Pour ce faire, il rappelle que « le juge n’a pas à apprécier le bon ou mauvais goût du concept
proposé » (V. déjà, TGI Paris, 2 juill. 1997, Légipresse, juill. 1998, no 153) mais seulement si l’image
est volontairement dévalorisante (Civ. 1re, 16 juill. 1998, Bull. civ. I, no 259 ; D. 1999. 541, note
Saint-Pau ), porte atteinte au respect de la dignité de la personne humaine ou encore contient une
volonté de nuire (V. TGI Paris, 25 avr. 2003, Légipresse, juill. août 2003, no 203).

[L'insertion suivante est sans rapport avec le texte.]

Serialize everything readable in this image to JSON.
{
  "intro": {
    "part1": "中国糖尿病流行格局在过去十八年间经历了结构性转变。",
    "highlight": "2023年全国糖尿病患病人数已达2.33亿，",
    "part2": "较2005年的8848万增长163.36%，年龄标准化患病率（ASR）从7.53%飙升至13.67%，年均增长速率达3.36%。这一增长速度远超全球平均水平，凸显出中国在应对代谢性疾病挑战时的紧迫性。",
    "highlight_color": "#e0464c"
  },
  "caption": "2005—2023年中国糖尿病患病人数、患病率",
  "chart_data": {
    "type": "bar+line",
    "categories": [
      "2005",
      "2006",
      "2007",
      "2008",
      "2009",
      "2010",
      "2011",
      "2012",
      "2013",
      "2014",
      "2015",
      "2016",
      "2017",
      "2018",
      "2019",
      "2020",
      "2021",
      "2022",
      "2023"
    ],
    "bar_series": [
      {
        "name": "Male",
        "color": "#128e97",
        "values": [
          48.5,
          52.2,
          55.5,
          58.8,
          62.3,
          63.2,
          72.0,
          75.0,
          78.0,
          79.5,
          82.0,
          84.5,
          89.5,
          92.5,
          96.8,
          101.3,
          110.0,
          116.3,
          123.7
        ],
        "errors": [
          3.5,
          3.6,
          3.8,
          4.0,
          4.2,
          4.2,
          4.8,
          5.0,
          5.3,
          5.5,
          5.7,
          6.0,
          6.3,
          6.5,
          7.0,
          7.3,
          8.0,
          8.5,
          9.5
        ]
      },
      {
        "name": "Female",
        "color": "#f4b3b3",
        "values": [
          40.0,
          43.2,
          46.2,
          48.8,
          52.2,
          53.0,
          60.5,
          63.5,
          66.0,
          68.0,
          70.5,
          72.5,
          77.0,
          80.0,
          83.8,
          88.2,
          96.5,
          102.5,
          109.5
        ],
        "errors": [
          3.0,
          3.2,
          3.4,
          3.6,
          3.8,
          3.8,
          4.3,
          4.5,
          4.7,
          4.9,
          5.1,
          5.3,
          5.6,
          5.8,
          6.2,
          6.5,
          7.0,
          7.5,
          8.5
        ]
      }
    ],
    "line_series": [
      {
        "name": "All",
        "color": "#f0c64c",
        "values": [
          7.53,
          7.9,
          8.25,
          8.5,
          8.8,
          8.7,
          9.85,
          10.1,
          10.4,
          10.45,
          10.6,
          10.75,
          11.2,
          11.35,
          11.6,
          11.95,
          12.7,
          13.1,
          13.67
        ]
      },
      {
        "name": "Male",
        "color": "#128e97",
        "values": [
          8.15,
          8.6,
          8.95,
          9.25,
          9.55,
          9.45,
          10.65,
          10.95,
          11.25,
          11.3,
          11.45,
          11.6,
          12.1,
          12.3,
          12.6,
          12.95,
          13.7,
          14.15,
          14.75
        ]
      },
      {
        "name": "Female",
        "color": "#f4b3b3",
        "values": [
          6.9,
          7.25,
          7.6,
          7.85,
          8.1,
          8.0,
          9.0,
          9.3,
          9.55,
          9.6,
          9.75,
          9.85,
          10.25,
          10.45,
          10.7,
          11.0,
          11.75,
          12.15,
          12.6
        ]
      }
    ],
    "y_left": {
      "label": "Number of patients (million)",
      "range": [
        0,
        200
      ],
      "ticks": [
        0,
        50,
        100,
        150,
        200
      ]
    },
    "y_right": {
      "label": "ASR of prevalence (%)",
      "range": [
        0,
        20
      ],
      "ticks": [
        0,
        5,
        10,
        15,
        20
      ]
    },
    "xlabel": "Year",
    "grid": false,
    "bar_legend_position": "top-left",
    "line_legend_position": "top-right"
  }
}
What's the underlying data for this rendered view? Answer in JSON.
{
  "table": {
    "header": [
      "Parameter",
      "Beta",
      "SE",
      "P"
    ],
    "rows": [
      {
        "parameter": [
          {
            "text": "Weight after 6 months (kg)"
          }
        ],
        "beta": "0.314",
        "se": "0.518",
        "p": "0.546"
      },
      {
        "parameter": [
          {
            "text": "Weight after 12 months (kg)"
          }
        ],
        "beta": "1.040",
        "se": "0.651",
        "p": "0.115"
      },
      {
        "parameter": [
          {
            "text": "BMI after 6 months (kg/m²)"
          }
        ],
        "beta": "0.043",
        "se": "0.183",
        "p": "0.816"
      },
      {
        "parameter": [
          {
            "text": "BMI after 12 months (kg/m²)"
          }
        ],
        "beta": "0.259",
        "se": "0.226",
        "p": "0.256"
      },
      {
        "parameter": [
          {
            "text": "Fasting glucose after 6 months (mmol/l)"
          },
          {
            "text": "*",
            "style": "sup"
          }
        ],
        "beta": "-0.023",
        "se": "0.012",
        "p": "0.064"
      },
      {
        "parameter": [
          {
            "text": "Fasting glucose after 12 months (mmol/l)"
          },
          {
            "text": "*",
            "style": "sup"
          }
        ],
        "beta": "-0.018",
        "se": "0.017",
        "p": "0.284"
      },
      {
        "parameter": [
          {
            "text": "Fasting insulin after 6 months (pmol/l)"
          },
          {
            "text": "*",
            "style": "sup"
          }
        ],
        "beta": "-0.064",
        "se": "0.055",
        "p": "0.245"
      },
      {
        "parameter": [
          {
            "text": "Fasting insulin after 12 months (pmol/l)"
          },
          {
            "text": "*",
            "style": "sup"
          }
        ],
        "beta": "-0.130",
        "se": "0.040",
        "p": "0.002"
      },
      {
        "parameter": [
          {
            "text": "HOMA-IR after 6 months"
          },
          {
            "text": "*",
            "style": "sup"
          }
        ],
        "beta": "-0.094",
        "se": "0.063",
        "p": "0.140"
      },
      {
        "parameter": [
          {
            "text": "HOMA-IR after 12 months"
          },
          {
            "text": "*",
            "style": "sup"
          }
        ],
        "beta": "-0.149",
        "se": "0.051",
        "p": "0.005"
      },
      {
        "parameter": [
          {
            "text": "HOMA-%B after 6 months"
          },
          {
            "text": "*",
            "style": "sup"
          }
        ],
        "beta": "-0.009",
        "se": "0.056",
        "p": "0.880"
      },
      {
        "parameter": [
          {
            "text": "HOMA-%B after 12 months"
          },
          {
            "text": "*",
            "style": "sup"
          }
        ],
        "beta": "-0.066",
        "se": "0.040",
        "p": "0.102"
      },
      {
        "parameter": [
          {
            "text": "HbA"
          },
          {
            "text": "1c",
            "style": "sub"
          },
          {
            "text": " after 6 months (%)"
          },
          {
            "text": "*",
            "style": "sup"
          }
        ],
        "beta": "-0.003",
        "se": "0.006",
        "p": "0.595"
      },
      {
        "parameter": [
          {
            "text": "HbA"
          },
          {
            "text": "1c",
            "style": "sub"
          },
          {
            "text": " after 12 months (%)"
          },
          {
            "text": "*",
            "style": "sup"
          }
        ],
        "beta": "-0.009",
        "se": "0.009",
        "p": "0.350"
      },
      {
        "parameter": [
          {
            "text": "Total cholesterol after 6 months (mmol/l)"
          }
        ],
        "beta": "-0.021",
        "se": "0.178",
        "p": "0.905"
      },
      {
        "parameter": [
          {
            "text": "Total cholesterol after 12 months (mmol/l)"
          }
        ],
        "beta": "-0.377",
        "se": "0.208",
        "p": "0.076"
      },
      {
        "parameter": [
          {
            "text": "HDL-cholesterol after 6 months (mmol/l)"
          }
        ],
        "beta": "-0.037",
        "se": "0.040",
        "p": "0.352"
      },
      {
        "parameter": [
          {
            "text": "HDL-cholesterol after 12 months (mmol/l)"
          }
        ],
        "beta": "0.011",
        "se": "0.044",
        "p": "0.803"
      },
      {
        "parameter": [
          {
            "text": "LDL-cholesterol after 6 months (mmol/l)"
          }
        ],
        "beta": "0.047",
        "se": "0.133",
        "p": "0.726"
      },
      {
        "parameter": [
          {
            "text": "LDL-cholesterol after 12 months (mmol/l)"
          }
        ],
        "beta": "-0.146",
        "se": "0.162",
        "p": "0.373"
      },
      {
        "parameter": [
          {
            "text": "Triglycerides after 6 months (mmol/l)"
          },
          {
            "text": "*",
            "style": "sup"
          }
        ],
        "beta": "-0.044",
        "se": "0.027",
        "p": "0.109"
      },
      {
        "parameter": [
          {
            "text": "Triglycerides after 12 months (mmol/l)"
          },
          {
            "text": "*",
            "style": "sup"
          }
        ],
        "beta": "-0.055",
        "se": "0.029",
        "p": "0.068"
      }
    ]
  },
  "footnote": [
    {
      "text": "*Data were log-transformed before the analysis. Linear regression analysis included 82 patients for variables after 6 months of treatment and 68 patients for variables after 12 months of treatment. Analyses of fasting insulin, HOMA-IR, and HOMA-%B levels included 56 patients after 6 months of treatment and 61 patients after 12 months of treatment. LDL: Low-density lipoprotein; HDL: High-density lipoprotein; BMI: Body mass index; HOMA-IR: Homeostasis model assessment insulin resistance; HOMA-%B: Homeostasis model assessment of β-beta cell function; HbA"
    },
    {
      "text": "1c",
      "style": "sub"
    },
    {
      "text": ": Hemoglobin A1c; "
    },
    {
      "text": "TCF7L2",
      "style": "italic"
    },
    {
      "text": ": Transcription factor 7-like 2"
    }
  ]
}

Et, selon le TGI, ce
n’est pas le cas en l’espèce, « le manuel [expliquant] de manière volontairement fantaisiste et
burlesque comment planter les aiguilles, celle-ci n’étant jamais dirigées contre la personne même
dont les traits sont reconnaissables sur la figurine, mais visant à brocarder ses idées et prises de
positions politiques, comme ses propos et comportements publics, en guise de protestation ludique
et d’exutoire humoristique ».
Il énonce enfin que la caricature est d’autant plus admise que le demandeur est un personnage
public, qui de plus a « focalisé l’attention du public sur [sa] personne en mettant en avant [son]
image dans [sa] communication politique ».
Notons que, le demandeur ayant interjeté appel, la décision n’est pas définitive.